Social media is now a big part of the media mix in all marketing campaigns. Email marketing is dead because it’s not a public form of sharing and can’t generate the viral growth you get through the interaction of social sites and search engines. Example of the Old Navy supermodelquins contest.

BestBuy providing customer support via Twitter @twelpforce – it was happening ad hoc; they organized it and started marketing it.

Prindle: moving beyond traditional campaign model (spring campaign, holiday campaign, etc.) – better to build a platform for ongoing conversation with customers. Insert yourself into the conversations that are already taking place on social sites.

Search failures are a good place to insert social search opportunities – nudge people to try social options at this point.


Search patterns: tangible futures for discovery (Peter Morville)

Peter is a librarian (!) turned information architect.

“The single biggest opportunity to make positive change is through search.” The return on investment can be significant – higher sales, lowered reliance on customer support.

A search system includes content creators, metadata and indexing, tools (algorithms), interfaces, and end-user psychology and behaviour.

In mobile search, we nudge people towards browsing – many mobile applications are so new that people don’t know what to search for. We have to help them understand what’s possible.

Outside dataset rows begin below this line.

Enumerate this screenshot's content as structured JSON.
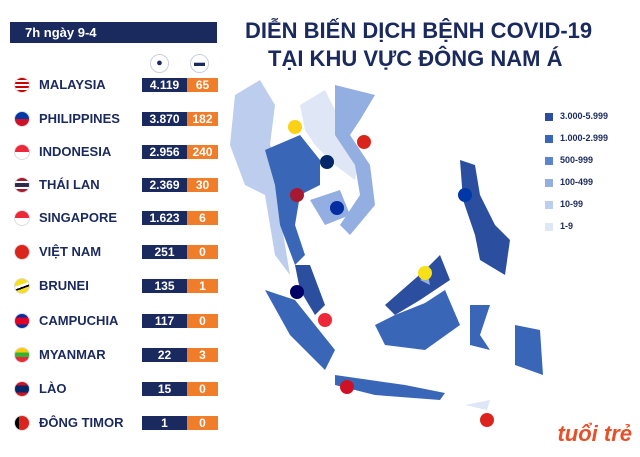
{
  "header": {
    "date": "7h ngày 9-4"
  },
  "columns": {
    "cases_icon": "person-head-icon",
    "deaths_icon": "bed-icon"
  },
  "title": {
    "line1": "DIỄN BIẾN DỊCH BỆNH COVID-19",
    "line2": "TẠI KHU VỰC ĐÔNG NAM Á"
  },
  "countries": [
    {
      "name": "MALAYSIA",
      "cases": "4.119",
      "deaths": "65",
      "flag": "malaysia-flag"
    },
    {
      "name": "PHILIPPINES",
      "cases": "3.870",
      "deaths": "182",
      "flag": "philippines-flag"
    },
    {
      "name": "INDONESIA",
      "cases": "2.956",
      "deaths": "240",
      "flag": "indonesia-flag"
    },
    {
      "name": "THÁI LAN",
      "cases": "2.369",
      "deaths": "30",
      "flag": "thailand-flag"
    },
    {
      "name": "SINGAPORE",
      "cases": "1.623",
      "deaths": "6",
      "flag": "singapore-flag"
    },
    {
      "name": "VIỆT NAM",
      "cases": "251",
      "deaths": "0",
      "flag": "vietnam-flag"
    },
    {
      "name": "BRUNEI",
      "cases": "135",
      "deaths": "1",
      "flag": "brunei-flag"
    },
    {
      "name": "CAMPUCHIA",
      "cases": "117",
      "deaths": "0",
      "flag": "cambodia-flag"
    },
    {
      "name": "MYANMAR",
      "cases": "22",
      "deaths": "3",
      "flag": "myanmar-flag"
    },
    {
      "name": "LÀO",
      "cases": "15",
      "deaths": "0",
      "flag": "laos-flag"
    },
    {
      "name": "ĐÔNG TIMOR",
      "cases": "1",
      "deaths": "0",
      "flag": "timor-flag"
    }
  ],
  "legend": [
    {
      "label": "3.000-5.999",
      "color": "#2b4f9e"
    },
    {
      "label": "1.000-2.999",
      "color": "#3a66b8"
    },
    {
      "label": "500-999",
      "color": "#5b84cc"
    },
    {
      "label": "100-499",
      "color": "#93aee0"
    },
    {
      "label": "10-99",
      "color": "#bccdee"
    },
    {
      "label": "1-9",
      "color": "#dfe6f6"
    }
  ],
  "colors": {
    "navy": "#1b2a5e",
    "orange": "#f07d2a"
  },
  "logo": {
    "text": "tuổi trẻ online"
  }
}
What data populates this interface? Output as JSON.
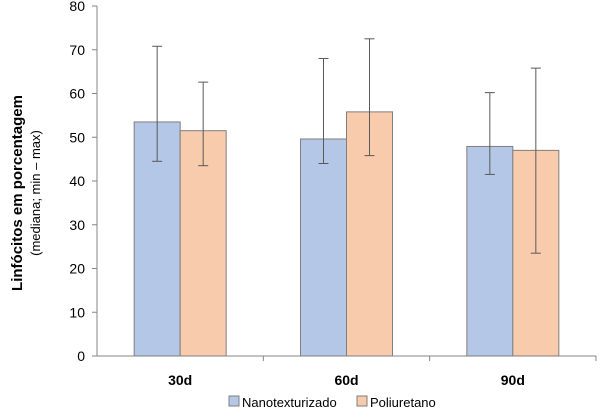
{
  "chart_data": {
    "type": "bar",
    "categories": [
      "30d",
      "60d",
      "90d"
    ],
    "series": [
      {
        "name": "Nanotexturizado",
        "values": [
          53.5,
          49.6,
          47.9
        ],
        "error_min": [
          44.5,
          44.0,
          41.5
        ],
        "error_max": [
          70.8,
          68.0,
          60.2
        ],
        "color": "#b4c7e7"
      },
      {
        "name": "Poliuretano",
        "values": [
          51.5,
          55.8,
          47.0
        ],
        "error_min": [
          43.5,
          45.8,
          23.5
        ],
        "error_max": [
          62.6,
          72.5,
          65.8
        ],
        "color": "#f8cbad"
      }
    ],
    "ylabel": "Linfócitos em porcentagem",
    "ylabel_sub": "(mediana;  min – max)",
    "ylim": [
      0,
      80
    ],
    "yticks": [
      0,
      10,
      20,
      30,
      40,
      50,
      60,
      70,
      80
    ],
    "legend_position": "bottom",
    "bar_edge_color": "#7f7f7f"
  }
}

Search is a hybrid of design, engineering, and marketing. There are complex interdependencies and changing requirements. It’s a problme that is never solved. It’s a project and a process that never ends.

Beyond usable: accessible, useful, desirable, findable, credible, valuable.

Morville created the search patterns library in Flickr. Patterns include narrowing, expanding, thrashing (when people modify their searches over and over again, trying to get good results).

Auto-complete: why wait for the results interface to start helping users? Suggest options as soon as they start typing.

“Best first” is the most important search pattern – the most relevant results must be at the top.

Speed is critical – that’s why Google has invested in performance and still displays the time it took to do your search at top right. Search must be fast.

Social data helps inform relevance ranking. (Our number of copies ranking works like this. Example of Books & Authors, where this doesn’t work.)

Mentions challenge for libraries of exposing licensed databases. How do we design an experience that doesn’t rely too much on where the data comes from?

Faceted search: facets serve as a custom map to search results that helps users understand what they’ve found. It also clarifies the options for next steps.

NCSU is using Summon in beta to integrate federated search of their databases.

Amazon iPhone app – good example of faceted searching presented in a mobile interface.

Amazon gives you limited facets with initial search results, richer facets once you begin to refine.

Attention to detail and continuous incremental improvement contribute to a great search experience.

iPhone apps already let you search by sound (song recognition) or search for things that look like an image. Input from users does not have to be verbal.